Earlier this month, Nvidia released Chat with RTX, a free-to-download, generative AI-powered chatbot that users can interact with and customize as long as they have relatively affordable GPUs in their desktops.
Users query the chatbot and locate content stored locally in txt, .pdf, .doc, .docx, and .xml files, which can then be connected to open-source language models like Llama 2 and Mistral.
What’s notable about this approach is that it brings a virtual assistant directly onto the user’s local device without reaching out to online server farms.
In announcing Nvidia Chat, Nvidia said: “Since Chat with RT runs locally on Windows RTX PCs and workstations, the provided results are fast — and the user’s data stays on the device.
“Rather than relying on cloud-based LLM services, Chat with RTX lets users process sensitive data on a local PC without the need to share it with a third party or have an internet connection.”
Key Takeaways
- Nvidia’s latest release of Chat with RTX brings a generative AI-powered chatbot directly onto local devices — with no internet connection.
- By using retrieval-augmented generation (RAG), users can process data locally and customize virtual assistants on their Windows PCs.
- Combined with Google’s Gemma, these push the momentum towards AI on the desktop rather than web-based, along with decentralized AI trained on specific datasets.
LLMs as an Operating System
For Nvidia, Chat with RTX is a step toward reimagining how LLMS are accessed and used.
Giving users the ability to customize a chatbot locally on a Windows PC, on their own documents and data, opens the door for developers to create their own personalized virtual assistants.
This is made possible for owners of the RTX 30 Series and 40 Series GPU through the use of a combination of retrieval-augmented generation (RAG), NVIDIA TensorRT-LLM, and NVIDIA RTX acceleration.
Senior research scientist and lead of AI agents Dr Jim Fan, in a post on X:
NVIDIA released Chat with RTX. Why is it significant? It's NVIDIA's first step towards the vision of "LLM as Operating System" – a locally running, heavily optimized AI assistant that deeply integrates with your file systems, features retrieval as the first-class citizen,… pic.twitter.com/0aJTHwqymV
— Jim Fan (@DrJimFan) February 14, 2024
As Fan says, “NVIDIA is going local before OpenAI,” releasing an offline-friendly virtual assistant rather than a web-hosted chatbot like ChatGPT.
More broadly, Chat with RTX demonstrates how more and more vendors are looking to make the power of generative AI accessible to end users.
For instance, Google’s release of Gemma, a series of open models lightweight enough to run directly on a laptop or desktop computer, gives users the option to train models on smaller devices.
A Step Toward a Decentralized Future
The decentralization of AI has been brewing for quite some time – as researchers look to build their own custom models with specific datasets.
After all, while tools like ChatGPT and Claude can be useful for tasks like text summarization or even content creation, they aren’t a fit for every use case.
Giving developers the option to train open-source models offline with Chat with RTX and local files provides more control over model development by presenting an opportunity to build and train with a highly-curated dataset.
This local training is a key point of differentiation from other solution providers like Google and Microsoft – which have attempted to develop LLM-driven tools powered by web-based data.
In each case, these two tech giants have attempted to allow users to process data stored across their cloud environments and product ecosystems.
For instance, Microsoft Copilot enables users to query data stored in documents, emails, calendars, chats, meetings, and contacts.

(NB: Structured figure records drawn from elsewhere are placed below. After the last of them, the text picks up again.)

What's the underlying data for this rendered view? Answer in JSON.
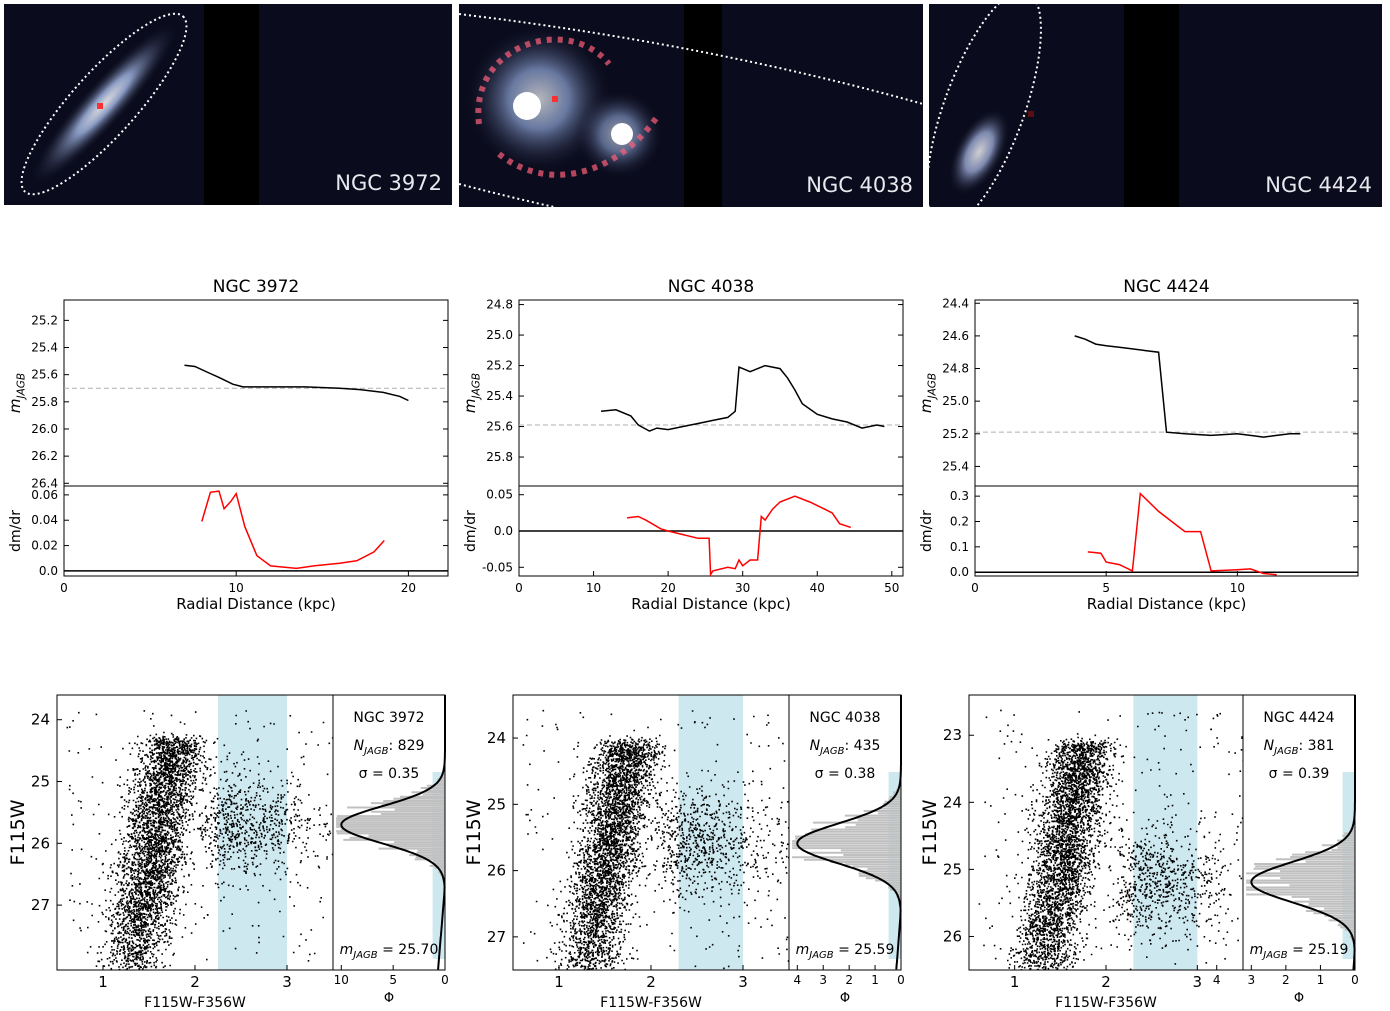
{
  "images": [
    {
      "label": "NGC 3972"
    },
    {
      "label": "NGC 4038"
    },
    {
      "label": "NGC 4424"
    }
  ],
  "colors": {
    "profile": "#000000",
    "derivative": "#ff0000",
    "reference": "#b0b0b0",
    "band": "#add8e6",
    "histogram": "#c0c0c0"
  },
  "chart_data": [
    {
      "type": "line",
      "title": "NGC 3972",
      "xlabel": "Radial Distance (kpc)",
      "ylabel": "m_JAGB",
      "xlim": [
        0,
        22.3
      ],
      "ylim": [
        26.42,
        25.05
      ],
      "y_inverted": true,
      "yticks": [
        "25.2",
        "25.4",
        "25.6",
        "25.8",
        "26.0",
        "26.2",
        "26.4"
      ],
      "reference_line": 25.7,
      "series": [
        {
          "x": [
            7,
            7.6,
            8.3,
            9,
            9.8,
            10.4,
            12,
            14,
            16,
            17.2,
            18.5,
            19.5,
            20
          ],
          "y": [
            25.53,
            25.54,
            25.58,
            25.62,
            25.67,
            25.69,
            25.69,
            25.69,
            25.7,
            25.71,
            25.73,
            25.76,
            25.79
          ]
        }
      ]
    },
    {
      "type": "line",
      "title": "",
      "xlabel": "Radial Distance (kpc)",
      "ylabel": "dm/dr",
      "xlim": [
        0,
        22.3
      ],
      "ylim": [
        -0.004,
        0.067
      ],
      "yticks": [
        "0.0",
        "0.02",
        "0.04",
        "0.06"
      ],
      "series": [
        {
          "x": [
            8,
            8.5,
            9,
            9.3,
            9.7,
            10,
            10.5,
            11.2,
            12,
            13.5,
            14.5,
            16,
            17,
            18,
            18.6
          ],
          "y": [
            0.039,
            0.062,
            0.063,
            0.049,
            0.055,
            0.061,
            0.035,
            0.012,
            0.004,
            0.002,
            0.004,
            0.006,
            0.008,
            0.015,
            0.024
          ]
        }
      ]
    },
    {
      "type": "line",
      "title": "NGC 4038",
      "xlabel": "Radial Distance (kpc)",
      "ylabel": "m_JAGB",
      "xlim": [
        0,
        51.5
      ],
      "ylim": [
        25.99,
        24.77
      ],
      "y_inverted": true,
      "yticks": [
        "24.8",
        "25.0",
        "25.2",
        "25.4",
        "25.6",
        "25.8"
      ],
      "reference_line": 25.59,
      "series": [
        {
          "x": [
            11,
            13,
            15,
            16,
            17.5,
            18.5,
            20,
            22,
            24,
            26,
            28,
            29,
            29.5,
            30,
            31,
            33,
            35,
            36,
            37,
            38,
            40,
            42,
            44,
            46,
            48,
            49
          ],
          "y": [
            25.5,
            25.49,
            25.53,
            25.59,
            25.63,
            25.61,
            25.62,
            25.6,
            25.58,
            25.56,
            25.54,
            25.5,
            25.21,
            25.22,
            25.24,
            25.2,
            25.22,
            25.28,
            25.36,
            25.45,
            25.52,
            25.55,
            25.57,
            25.61,
            25.59,
            25.6
          ]
        }
      ]
    },
    {
      "type": "line",
      "title": "",
      "xlabel": "Radial Distance (kpc)",
      "ylabel": "dm/dr",
      "xlim": [
        0,
        51.5
      ],
      "ylim": [
        -0.062,
        0.062
      ],
      "yticks": [
        "-0.05",
        "0.0",
        "0.05"
      ],
      "series": [
        {
          "x": [
            14.5,
            16,
            17,
            19,
            20,
            22,
            24,
            25.5,
            25.7,
            26,
            28,
            29,
            29.5,
            30,
            31,
            32,
            32.5,
            33,
            34,
            35,
            37,
            39,
            41,
            42,
            43,
            44.5
          ],
          "y": [
            0.018,
            0.02,
            0.015,
            0.003,
            0.0,
            -0.005,
            -0.01,
            -0.01,
            -0.06,
            -0.055,
            -0.05,
            -0.052,
            -0.04,
            -0.048,
            -0.04,
            -0.04,
            0.02,
            0.015,
            0.03,
            0.04,
            0.048,
            0.04,
            0.03,
            0.025,
            0.01,
            0.005
          ]
        }
      ]
    },
    {
      "type": "line",
      "title": "NGC 4424",
      "xlabel": "Radial Distance (kpc)",
      "ylabel": "m_JAGB",
      "xlim": [
        0,
        14.6
      ],
      "ylim": [
        25.52,
        24.38
      ],
      "y_inverted": true,
      "yticks": [
        "24.4",
        "24.6",
        "24.8",
        "25.0",
        "25.2",
        "25.4"
      ],
      "reference_line": 25.19,
      "series": [
        {
          "x": [
            3.8,
            4.2,
            4.6,
            5,
            5.5,
            6,
            6.5,
            7,
            7.3,
            8,
            9,
            10,
            10.5,
            11,
            11.5,
            12,
            12.4
          ],
          "y": [
            24.6,
            24.62,
            24.65,
            24.66,
            24.67,
            24.68,
            24.69,
            24.7,
            25.19,
            25.2,
            25.21,
            25.2,
            25.21,
            25.22,
            25.21,
            25.2,
            25.2
          ]
        }
      ]
    },
    {
      "type": "line",
      "title": "",
      "xlabel": "Radial Distance (kpc)",
      "ylabel": "dm/dr",
      "xlim": [
        0,
        14.6
      ],
      "ylim": [
        -0.015,
        0.34
      ],
      "yticks": [
        "0.0",
        "0.1",
        "0.2",
        "0.3"
      ],
      "series": [
        {
          "x": [
            4.3,
            4.8,
            5,
            5.5,
            6,
            6.3,
            7,
            7.5,
            8,
            8.6,
            9,
            10,
            10.5,
            11,
            11.5
          ],
          "y": [
            0.08,
            0.075,
            0.04,
            0.03,
            0.005,
            0.31,
            0.24,
            0.2,
            0.16,
            0.16,
            0.005,
            0.01,
            0.013,
            -0.005,
            -0.01
          ]
        }
      ]
    },
    {
      "type": "scatter",
      "title": "",
      "xlabel": "F115W-F356W",
      "ylabel": "F115W",
      "xlim": [
        0.5,
        3.5
      ],
      "ylim": [
        28.05,
        23.6
      ],
      "y_inverted": true,
      "xticks": [
        "1",
        "2",
        "3",
        "4"
      ],
      "yticks": [
        "24",
        "25",
        "26",
        "27"
      ],
      "color_band": [
        2.25,
        3.0
      ],
      "side_panel": {
        "xlabel": "Φ",
        "xticks": [
          "10",
          "5",
          "0"
        ],
        "name": "NGC 3972",
        "n_label": "N_JAGB",
        "n_value": "829",
        "sigma": "σ = 0.35",
        "m_label": "m_JAGB",
        "m_value": "= 25.70",
        "peak": 25.7,
        "peak_phi": 10
      }
    },
    {
      "type": "scatter",
      "title": "",
      "xlabel": "F115W-F356W",
      "ylabel": "F115W",
      "xlim": [
        0.5,
        3.5
      ],
      "ylim": [
        27.5,
        23.35
      ],
      "y_inverted": true,
      "xticks": [
        "1",
        "2",
        "3",
        "4"
      ],
      "yticks": [
        "24",
        "25",
        "26",
        "27"
      ],
      "color_band": [
        2.3,
        3.0
      ],
      "side_panel": {
        "xlabel": "Φ",
        "xticks": [
          "4",
          "3",
          "2",
          "1",
          "0"
        ],
        "name": "NGC 4038",
        "n_label": "N_JAGB",
        "n_value": "435",
        "sigma": "σ = 0.38",
        "m_label": "m_JAGB",
        "m_value": "= 25.59",
        "peak": 25.59,
        "peak_phi": 4
      }
    },
    {
      "type": "scatter",
      "title": "",
      "xlabel": "F115W-F356W",
      "ylabel": "F115W",
      "xlim": [
        0.5,
        3.5
      ],
      "ylim": [
        26.5,
        22.4
      ],
      "y_inverted": true,
      "xticks": [
        "1",
        "2",
        "3",
        "4"
      ],
      "yticks": [
        "23",
        "24",
        "25",
        "26"
      ],
      "color_band": [
        2.3,
        3.0
      ],
      "side_panel": {
        "xlabel": "Φ",
        "xticks": [
          "4",
          "3",
          "2",
          "1",
          "0"
        ],
        "name": "NGC 4424",
        "n_label": "N_JAGB",
        "n_value": "381",
        "sigma": "σ = 0.39",
        "m_label": "m_JAGB",
        "m_value": "= 25.19",
        "peak": 25.19,
        "peak_phi": 3
      }
    }
  ]
}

This means users can ask Copilot questions about documents, pull data from emails, or even use assistants as part of popular 365 Apps like Word, Excel, PowerPoint, Outlook, and Teams.
Likewise, Google Gemini can integrate with Google Workspace products like Gmail, Docs, and Sheets so that users can search for content stored within these tools or even generate content directly with Gemini when using them.
Chat with RTX provides an alternative to this approach by giving users the option to search through content located in their local device rather than stored in the cloud.
The Bottom Line
Chat with RTX highlights that the concept of virtual assistant is evolving to embrace personalization. Local files and data can be as valuable to generating insights as web-based data and are much easier to protect from unauthorized third parties.
The future of generative AI is moving toward personalized models, trained on select datasets and optimized for specific use cases rather than more generic consumer-grade models.